Strategy lesson · Advanced · bullish
Covered Strangle Explained
Long stock + short OTM call + short OTM put — income-focused, bullish-leaning, with elevated downside versus a plain covered call.
How a Covered Strangle is built
Own 100 shares, sell OTM call, sell OTM put.
This strategy typically includes a stock leg (buy 100 shares in the default template).
- Leg 1: sell call · strike template 110 · premium ~1.8 · 1 contract(s)

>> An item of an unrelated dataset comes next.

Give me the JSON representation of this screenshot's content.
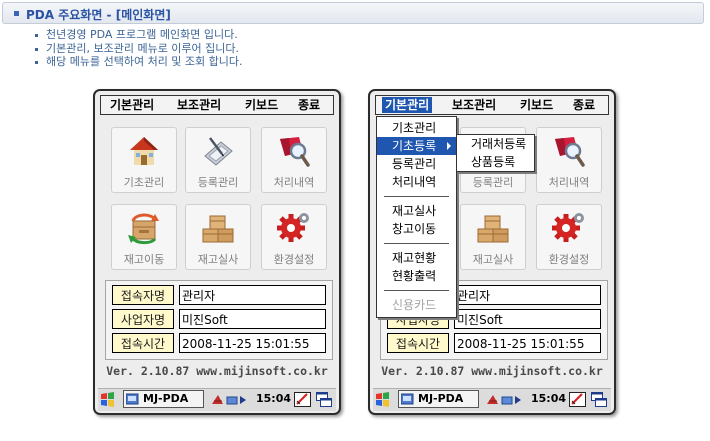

- Leg 2: sell put · strike template 90 · premium ~1.8 · 1 contract(s)
Risk & reward snapshot
| Market bias | bullish |
|---|---|
| Max profit | Capped by short call; includes premiums and modest stock upside to call strike. |
| Max loss | Stock decline plus potential put assignment (effectively more share risk). |
| Breakeven | Lowered by premiums but still substantial on selloffs. |
Figures are conceptual for the classic structure. Your actual premiums, strikes, and fees change the numbers — confirm on the calculator.
When traders use it
- Bullish income stance and willingness to accumulate more shares via short put.
Key risks
- Double downside: long stock + short put can mean 200-share economic exposure if assigned.
Practical tips
- Only use on underlyings you want to own more of; size carefully.
Practice on the calculator
- Open the Covered Strangle calculator.
- Load a symbol and option chain; fill realistic mid premiums.
- Review max profit, max loss, breakevens, and the date × price heatmap.
- Change strikes and DTE to see how risk shape shifts.
FAQ
What is a Covered Strangle?
Long stock + short OTM call + short OTM put — income-focused, bullish-leaning, with elevated downside versus a plain covered call.
What is the max loss on a Covered Strangle?
Stock decline plus potential put assignment (effectively more share risk).
When should I use a Covered Strangle?
Bullish income stance and willingness to accumulate more shares via short put.